After many discussions, we narrowed our focus to four categories, each of which must be addressed—together—for a community to truly welcome new business and enable established companies to remain and thrive.
First, encouraging economic growth is key. Following the Great Recession, the North Bay (like most of the rest of the nation) has struggled to regain its financial footing. In Marin County, recovery means courting new companies to join its growing life sciences hub; it’s an industry well matched to the county’s educated workforce. Napa County is finding success by doubling down on its wine/food/hospitality trifecta with new wineries and hotels approved and underway. Sonoma County’s strength lays in its diversity, including agriculture, innovative manufacturing and artisan foods.

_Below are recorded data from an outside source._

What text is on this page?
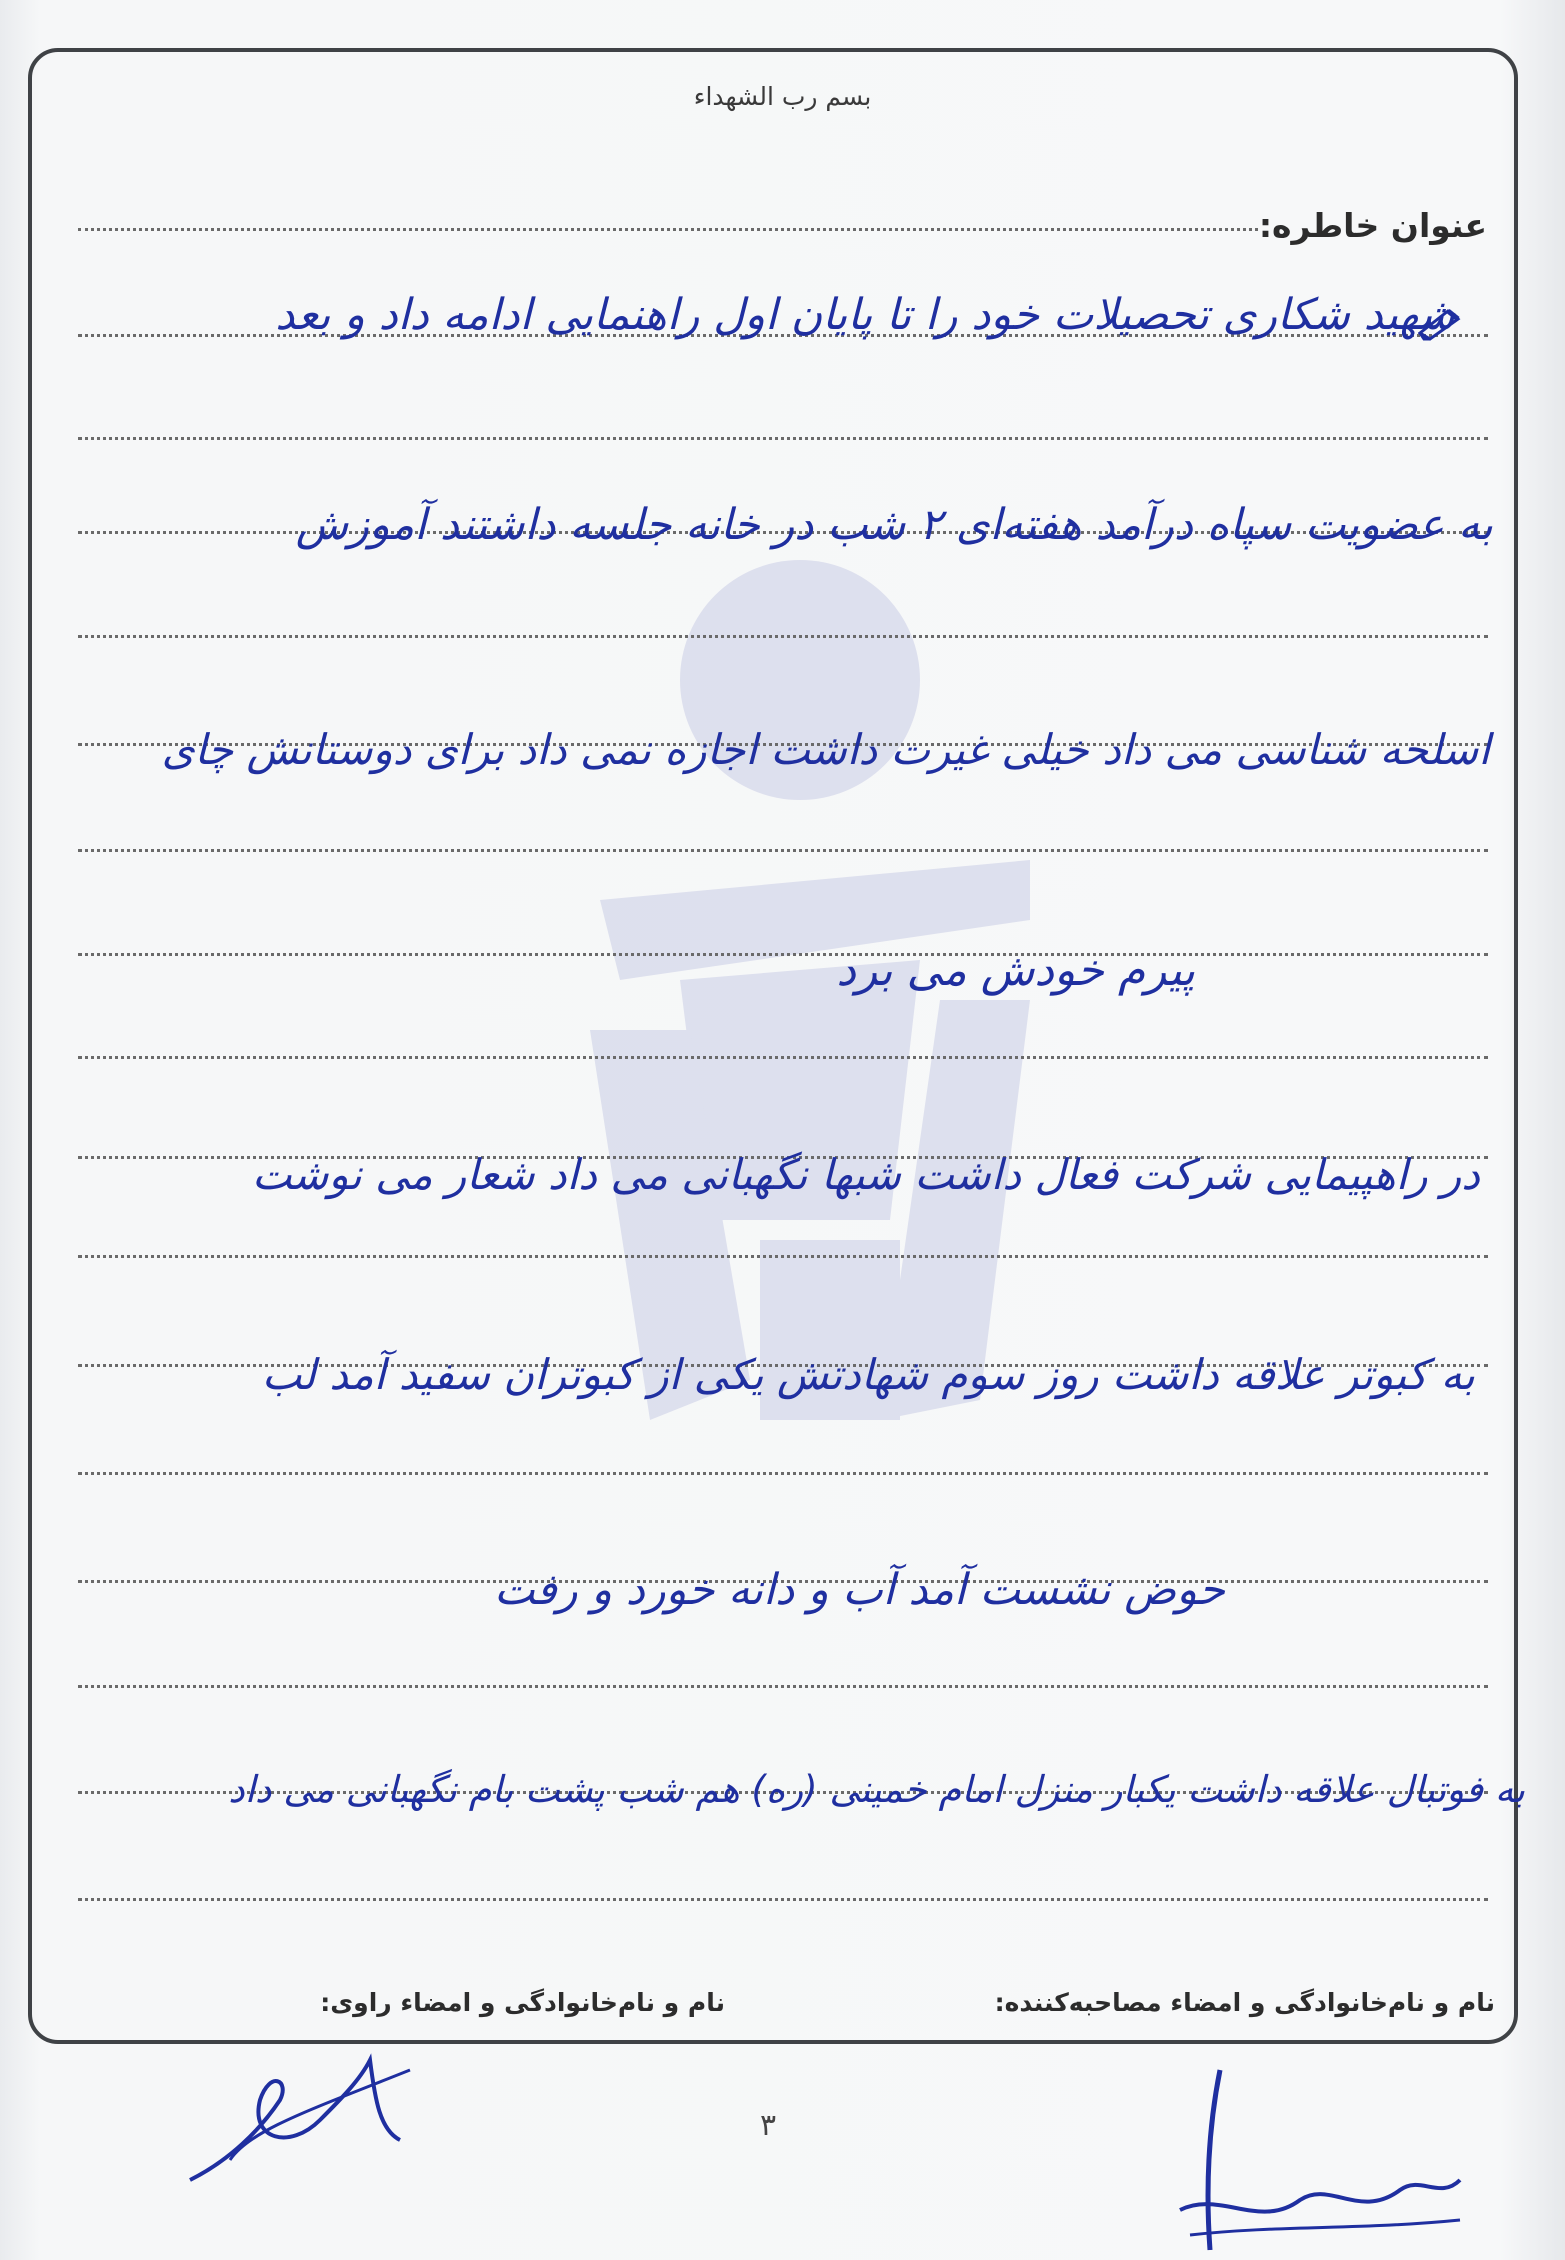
بسم رب الشهداء
عنوان خاطره:
شهید شکاری تحصیلات خود را تا پایان اول راهنمایی ادامه داد و بعد
به عضویت سپاه درآمد هفته‌ای ۲ شب در خانه جلسه داشتند آموزش
اسلحه شناسی می داد خیلی غیرت داشت اجازه نمی داد برای دوستانش چای
پیرم خودش می برد
در راهپیمایی شرکت فعال داشت شبها نگهبانی می داد شعار می نوشت
به کبوتر علاقه داشت روز سوم شهادتش یکی از کبوتران سفید آمد لب
حوض نشست آمد آب و دانه خورد و رفت
به فوتبال علاقه داشت یکبار منزل امام خمینی (ره) هم شب پشت بام نگهبانی می داد
نام و نام‌خانوادگی و امضاء مصاحبه‌کننده:
نام و نام‌خانوادگی و امضاء راوی:
۳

Of course, available financing and incentives don’t go very far if there’s nowhere for a business to set its roots. Zoning and land use have long been hot button topics in the North Bay, whether referring to areas designated as commercial, industrial or residential. In-fill construction may be the short-term answer, but as our population grows at all economic levels, the region is going to have to tackle big questions about skilled workforces and affordable housing.
Among the toughest challenges involves the North Bay’s reputation as a rural-meets-sophisticated destination. Residents and tourists alike value the vast swaths of open space—whether vineyard, farm, forest, river, mountain or ocean—that surround our urban centers with beauty and bounty. How do we balance the needs of residents with those of the land and wildlife we all hold dear?
Finally, navigating the permitting labyrinth can make or break a business before it’s even really started. Counties and city’s each have their own sets of regulations, and a successful business startups (or expansions) must tread carefully to arrive safely at their destination. We’ll spotlight a few North Bay municipalities going the extra mile to ensure success.
As you read through this special issue of NorthBay biz, I hope you’ll come to appreciate all the North Bay has to offer, both as a place to make a living and as a place to live.